Into the liminal spaces between life and the scars left by both. With bold, textured strokes of black and gray contrasted by visceral streaks of red, each section is meant to evokes the rawness of injury and the fragility of existence. The red cuts through the canvas with violent precision, like wounds that refuse to heal, dividing the composition into fragmented realms.

 

The layered grays and blacks create a dense, suffocating atmosphere, mirroring the weight of grief, memory, and entropy. Loss leaves marks not only on the body but on the spaces we inhabit, the memories we carry, and the paths we tread.

With a history of loss and injury, the painting seeks to reflect all that I have felt. The injuries of my own making, and the world's inevitable movement toward entropy and death. It's confusing, but somehow the visceral moment of injury or death brings us out of that chaos into some more tangible. It recognizes our own mortality and brings that to the surface.
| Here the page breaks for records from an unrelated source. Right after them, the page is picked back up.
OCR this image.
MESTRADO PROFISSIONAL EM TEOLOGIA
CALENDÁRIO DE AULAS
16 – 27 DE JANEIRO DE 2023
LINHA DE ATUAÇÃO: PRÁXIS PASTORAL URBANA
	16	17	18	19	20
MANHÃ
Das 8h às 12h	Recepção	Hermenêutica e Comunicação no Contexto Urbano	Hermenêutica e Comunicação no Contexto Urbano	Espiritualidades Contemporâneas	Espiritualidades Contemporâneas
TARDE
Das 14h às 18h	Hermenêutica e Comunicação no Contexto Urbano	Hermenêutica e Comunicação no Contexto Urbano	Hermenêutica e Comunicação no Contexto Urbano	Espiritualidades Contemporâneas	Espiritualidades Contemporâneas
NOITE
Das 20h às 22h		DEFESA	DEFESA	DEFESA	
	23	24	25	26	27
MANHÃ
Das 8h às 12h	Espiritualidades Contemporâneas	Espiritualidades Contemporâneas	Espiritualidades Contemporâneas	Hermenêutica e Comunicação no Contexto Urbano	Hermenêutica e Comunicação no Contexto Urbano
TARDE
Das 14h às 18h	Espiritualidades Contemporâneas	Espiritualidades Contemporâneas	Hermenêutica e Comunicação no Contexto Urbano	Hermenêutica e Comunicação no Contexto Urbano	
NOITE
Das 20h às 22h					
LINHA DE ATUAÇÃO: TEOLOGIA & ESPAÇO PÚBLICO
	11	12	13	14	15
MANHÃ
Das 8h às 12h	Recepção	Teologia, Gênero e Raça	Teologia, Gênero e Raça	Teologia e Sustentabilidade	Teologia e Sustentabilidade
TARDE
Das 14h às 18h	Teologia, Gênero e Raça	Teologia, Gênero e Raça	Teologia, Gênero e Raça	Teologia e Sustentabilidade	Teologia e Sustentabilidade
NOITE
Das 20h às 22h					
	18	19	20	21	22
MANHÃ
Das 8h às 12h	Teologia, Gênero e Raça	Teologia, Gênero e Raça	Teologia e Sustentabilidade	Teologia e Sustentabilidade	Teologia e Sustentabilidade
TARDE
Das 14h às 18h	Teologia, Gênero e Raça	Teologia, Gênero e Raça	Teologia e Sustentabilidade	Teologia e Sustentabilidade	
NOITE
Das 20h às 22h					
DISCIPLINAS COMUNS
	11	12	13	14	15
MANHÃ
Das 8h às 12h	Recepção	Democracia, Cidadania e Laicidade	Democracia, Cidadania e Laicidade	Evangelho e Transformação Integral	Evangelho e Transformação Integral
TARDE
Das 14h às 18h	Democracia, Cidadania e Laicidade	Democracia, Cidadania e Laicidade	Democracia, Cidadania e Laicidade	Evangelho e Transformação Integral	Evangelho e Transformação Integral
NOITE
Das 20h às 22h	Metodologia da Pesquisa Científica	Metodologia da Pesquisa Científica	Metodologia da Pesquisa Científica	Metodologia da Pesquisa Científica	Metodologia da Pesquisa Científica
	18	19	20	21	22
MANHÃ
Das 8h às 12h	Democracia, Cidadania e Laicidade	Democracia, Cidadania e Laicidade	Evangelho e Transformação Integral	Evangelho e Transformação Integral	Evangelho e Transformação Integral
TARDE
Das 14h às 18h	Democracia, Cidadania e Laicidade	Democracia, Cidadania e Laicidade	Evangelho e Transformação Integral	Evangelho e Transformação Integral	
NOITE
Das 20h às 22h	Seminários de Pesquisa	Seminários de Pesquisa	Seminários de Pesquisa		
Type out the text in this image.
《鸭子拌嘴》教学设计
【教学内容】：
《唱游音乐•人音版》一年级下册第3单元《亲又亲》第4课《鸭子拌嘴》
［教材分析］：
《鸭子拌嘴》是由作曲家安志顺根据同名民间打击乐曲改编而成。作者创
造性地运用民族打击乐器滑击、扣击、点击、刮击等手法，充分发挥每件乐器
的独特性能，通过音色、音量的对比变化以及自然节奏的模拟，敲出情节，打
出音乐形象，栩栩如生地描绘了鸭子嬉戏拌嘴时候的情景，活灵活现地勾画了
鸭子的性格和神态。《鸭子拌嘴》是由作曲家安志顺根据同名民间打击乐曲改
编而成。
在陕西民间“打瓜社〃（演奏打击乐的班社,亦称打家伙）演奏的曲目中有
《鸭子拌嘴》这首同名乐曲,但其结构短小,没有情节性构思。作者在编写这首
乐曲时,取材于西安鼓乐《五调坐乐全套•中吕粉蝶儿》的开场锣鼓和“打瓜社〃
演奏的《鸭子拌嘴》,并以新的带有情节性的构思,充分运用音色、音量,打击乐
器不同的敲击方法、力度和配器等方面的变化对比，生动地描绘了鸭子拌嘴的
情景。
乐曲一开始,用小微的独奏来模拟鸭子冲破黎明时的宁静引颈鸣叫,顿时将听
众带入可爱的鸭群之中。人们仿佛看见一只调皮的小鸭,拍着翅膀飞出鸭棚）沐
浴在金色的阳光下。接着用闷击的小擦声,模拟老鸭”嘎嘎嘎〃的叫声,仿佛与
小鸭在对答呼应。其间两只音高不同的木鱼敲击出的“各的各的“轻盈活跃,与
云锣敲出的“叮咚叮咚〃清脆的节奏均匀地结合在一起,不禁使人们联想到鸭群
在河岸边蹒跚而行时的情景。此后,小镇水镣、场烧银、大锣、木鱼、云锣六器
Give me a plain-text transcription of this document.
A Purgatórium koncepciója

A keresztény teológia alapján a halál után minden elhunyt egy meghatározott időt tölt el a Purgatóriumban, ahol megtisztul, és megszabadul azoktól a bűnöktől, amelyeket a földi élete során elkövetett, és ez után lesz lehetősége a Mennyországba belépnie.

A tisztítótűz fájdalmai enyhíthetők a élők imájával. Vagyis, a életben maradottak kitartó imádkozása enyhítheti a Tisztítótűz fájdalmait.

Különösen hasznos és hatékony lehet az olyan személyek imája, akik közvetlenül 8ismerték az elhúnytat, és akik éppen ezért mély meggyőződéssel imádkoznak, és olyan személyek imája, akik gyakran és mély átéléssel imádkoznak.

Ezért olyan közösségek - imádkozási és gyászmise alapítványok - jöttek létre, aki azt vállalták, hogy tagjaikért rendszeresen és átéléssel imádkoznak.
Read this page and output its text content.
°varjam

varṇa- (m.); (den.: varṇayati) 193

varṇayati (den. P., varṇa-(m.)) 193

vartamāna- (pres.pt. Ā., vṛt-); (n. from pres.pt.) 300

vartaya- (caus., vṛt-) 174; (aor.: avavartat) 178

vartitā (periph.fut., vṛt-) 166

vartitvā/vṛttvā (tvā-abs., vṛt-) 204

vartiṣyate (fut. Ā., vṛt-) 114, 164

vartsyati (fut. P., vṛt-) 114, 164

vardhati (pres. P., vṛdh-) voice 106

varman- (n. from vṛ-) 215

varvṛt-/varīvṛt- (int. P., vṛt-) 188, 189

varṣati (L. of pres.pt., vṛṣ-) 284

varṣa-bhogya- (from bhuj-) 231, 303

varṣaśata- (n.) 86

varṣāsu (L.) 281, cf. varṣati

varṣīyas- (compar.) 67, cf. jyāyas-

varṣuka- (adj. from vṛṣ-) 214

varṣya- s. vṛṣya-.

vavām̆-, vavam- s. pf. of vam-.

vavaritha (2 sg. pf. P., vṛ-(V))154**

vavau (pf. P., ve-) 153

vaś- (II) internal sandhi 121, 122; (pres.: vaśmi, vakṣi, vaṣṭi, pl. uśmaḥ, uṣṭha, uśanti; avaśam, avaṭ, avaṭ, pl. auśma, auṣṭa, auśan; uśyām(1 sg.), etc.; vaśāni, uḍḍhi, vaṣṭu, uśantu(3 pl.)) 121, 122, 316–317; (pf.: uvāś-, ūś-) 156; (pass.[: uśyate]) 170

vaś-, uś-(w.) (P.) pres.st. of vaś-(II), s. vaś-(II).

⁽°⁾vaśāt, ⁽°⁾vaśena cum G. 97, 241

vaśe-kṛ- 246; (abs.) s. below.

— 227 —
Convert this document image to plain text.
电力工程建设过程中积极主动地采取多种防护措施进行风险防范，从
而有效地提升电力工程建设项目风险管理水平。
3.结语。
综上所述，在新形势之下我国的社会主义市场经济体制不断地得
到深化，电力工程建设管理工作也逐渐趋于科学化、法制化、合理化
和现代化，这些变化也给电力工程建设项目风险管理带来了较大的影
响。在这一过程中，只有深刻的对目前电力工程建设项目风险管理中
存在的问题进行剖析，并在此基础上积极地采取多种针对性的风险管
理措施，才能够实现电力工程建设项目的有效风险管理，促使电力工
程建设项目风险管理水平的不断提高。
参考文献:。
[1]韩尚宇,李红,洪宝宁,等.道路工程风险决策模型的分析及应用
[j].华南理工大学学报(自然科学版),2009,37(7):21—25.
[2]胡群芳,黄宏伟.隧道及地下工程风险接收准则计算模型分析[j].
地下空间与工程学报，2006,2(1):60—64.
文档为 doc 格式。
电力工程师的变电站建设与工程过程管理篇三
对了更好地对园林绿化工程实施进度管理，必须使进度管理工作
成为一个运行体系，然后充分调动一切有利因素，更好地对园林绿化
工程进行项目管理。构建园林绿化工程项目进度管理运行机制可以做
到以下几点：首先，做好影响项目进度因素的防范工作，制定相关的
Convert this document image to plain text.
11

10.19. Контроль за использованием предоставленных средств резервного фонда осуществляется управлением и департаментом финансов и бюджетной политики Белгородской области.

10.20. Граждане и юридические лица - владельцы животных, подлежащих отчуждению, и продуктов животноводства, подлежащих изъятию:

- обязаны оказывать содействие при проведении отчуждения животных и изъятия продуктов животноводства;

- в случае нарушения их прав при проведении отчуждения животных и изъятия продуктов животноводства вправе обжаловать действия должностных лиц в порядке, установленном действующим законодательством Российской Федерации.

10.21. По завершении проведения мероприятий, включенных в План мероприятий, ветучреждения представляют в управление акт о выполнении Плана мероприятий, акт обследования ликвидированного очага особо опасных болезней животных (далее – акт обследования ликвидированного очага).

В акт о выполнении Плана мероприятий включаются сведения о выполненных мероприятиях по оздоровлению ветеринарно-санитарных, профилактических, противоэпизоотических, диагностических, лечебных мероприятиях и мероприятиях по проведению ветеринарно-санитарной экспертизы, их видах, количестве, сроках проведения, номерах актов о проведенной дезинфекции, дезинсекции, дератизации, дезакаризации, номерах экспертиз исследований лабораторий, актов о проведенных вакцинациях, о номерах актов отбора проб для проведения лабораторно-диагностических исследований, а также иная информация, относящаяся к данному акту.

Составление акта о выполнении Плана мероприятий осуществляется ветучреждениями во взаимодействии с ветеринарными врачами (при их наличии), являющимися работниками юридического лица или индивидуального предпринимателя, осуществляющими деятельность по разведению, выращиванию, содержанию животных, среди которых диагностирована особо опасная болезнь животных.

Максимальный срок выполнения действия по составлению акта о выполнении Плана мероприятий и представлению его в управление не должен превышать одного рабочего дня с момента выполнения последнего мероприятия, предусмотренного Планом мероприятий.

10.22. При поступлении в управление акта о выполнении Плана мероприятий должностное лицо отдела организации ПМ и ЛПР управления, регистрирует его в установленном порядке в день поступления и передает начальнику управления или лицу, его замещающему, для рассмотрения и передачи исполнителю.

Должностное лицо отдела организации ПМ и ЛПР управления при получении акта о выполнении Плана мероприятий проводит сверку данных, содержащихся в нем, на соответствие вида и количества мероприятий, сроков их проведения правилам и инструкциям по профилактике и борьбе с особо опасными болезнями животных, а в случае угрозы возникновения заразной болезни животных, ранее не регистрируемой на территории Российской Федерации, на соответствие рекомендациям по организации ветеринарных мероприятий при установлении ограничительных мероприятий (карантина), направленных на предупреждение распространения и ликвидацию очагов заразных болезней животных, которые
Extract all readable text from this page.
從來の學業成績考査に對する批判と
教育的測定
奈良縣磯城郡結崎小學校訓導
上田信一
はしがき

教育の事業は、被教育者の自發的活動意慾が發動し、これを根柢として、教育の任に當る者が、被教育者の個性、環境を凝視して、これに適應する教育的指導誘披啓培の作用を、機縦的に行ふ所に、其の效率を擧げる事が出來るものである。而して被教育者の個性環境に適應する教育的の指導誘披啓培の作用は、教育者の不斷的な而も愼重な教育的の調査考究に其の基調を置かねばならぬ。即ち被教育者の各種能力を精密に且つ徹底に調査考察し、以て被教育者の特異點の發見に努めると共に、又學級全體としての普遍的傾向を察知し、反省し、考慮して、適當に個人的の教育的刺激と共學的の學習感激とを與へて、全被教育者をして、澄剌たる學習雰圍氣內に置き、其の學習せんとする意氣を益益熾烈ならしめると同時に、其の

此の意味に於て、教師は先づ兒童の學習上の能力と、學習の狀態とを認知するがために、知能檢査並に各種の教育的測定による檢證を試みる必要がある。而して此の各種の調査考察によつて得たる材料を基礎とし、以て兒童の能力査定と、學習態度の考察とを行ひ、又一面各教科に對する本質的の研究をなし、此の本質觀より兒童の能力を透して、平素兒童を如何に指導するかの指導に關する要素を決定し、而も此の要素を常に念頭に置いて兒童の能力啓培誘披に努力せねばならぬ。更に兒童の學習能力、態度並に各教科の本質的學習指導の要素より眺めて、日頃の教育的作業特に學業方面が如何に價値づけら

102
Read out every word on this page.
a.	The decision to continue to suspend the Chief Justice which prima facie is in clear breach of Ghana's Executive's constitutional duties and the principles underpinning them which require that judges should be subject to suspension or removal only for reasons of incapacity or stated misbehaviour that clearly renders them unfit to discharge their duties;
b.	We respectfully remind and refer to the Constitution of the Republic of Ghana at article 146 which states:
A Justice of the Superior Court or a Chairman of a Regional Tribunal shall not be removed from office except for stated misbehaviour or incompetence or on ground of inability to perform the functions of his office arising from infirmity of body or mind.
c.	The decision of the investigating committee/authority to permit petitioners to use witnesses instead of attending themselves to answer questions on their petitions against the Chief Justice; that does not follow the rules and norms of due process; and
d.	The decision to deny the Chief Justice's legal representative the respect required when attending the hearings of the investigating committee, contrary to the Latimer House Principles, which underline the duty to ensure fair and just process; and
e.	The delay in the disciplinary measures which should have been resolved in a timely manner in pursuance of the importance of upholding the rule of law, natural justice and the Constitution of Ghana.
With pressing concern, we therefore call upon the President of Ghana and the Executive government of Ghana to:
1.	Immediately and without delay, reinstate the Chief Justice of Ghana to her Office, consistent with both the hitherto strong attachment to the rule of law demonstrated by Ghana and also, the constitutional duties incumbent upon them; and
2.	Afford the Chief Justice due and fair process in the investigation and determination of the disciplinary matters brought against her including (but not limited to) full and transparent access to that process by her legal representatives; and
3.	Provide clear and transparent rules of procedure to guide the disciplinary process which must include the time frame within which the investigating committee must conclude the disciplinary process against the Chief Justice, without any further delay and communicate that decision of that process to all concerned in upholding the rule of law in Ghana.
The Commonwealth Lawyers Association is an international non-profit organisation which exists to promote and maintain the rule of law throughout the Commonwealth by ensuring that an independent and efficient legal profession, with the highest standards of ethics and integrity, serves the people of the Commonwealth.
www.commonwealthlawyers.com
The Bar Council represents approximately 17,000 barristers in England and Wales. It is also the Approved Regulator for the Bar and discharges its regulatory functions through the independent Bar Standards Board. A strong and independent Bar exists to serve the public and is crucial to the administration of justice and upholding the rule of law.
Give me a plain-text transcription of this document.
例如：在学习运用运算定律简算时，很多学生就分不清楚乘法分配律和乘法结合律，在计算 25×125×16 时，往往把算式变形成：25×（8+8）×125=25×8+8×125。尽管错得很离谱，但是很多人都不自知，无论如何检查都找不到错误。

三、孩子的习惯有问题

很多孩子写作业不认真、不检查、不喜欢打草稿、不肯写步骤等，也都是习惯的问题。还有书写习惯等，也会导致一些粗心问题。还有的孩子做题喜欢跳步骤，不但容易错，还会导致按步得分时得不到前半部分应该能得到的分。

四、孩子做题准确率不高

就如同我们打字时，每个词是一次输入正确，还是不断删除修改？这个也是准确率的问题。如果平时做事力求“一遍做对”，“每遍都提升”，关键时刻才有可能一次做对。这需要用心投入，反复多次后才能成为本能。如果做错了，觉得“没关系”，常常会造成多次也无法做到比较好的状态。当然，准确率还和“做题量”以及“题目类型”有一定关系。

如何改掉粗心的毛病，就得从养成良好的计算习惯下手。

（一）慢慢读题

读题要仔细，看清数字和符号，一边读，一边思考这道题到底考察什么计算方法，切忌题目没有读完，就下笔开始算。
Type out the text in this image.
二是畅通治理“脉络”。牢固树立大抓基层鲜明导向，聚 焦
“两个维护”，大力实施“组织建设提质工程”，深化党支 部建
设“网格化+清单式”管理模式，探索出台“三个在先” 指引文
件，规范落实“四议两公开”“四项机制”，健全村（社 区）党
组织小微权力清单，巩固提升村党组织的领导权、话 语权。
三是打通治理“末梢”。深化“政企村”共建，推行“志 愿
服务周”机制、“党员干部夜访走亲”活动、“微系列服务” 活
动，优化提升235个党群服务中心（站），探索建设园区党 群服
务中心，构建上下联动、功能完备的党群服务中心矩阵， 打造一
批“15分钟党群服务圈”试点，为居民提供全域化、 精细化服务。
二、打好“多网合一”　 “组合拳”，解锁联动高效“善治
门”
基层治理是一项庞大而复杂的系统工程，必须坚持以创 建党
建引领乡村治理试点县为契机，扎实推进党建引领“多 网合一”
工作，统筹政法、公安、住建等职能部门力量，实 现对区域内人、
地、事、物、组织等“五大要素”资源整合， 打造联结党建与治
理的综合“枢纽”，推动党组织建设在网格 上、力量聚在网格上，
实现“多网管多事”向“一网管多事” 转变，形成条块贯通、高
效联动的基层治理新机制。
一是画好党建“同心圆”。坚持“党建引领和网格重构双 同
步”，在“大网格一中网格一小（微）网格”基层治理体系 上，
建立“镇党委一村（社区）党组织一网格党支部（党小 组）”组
A year ago I lost a friend of mine who was a brilliant artist. He saved my life, unknowingly. I was walking down the street, miserably depressed, and he saw me... yelled out "Hey! What are you doing? It's freezing!". Meanwhile he was outside smoking a cigarette. In the cold. Like me. So, he and his girlfriend gave me a tour of the studio. His infectious laugh, his attitude, positivity - even though he suffered with epilepsy - was contagious. I realized then that there was something more I could do with myself, that if he could dive into his art as a way of showing the world his true soul, that I could live another day to see the majesty in it.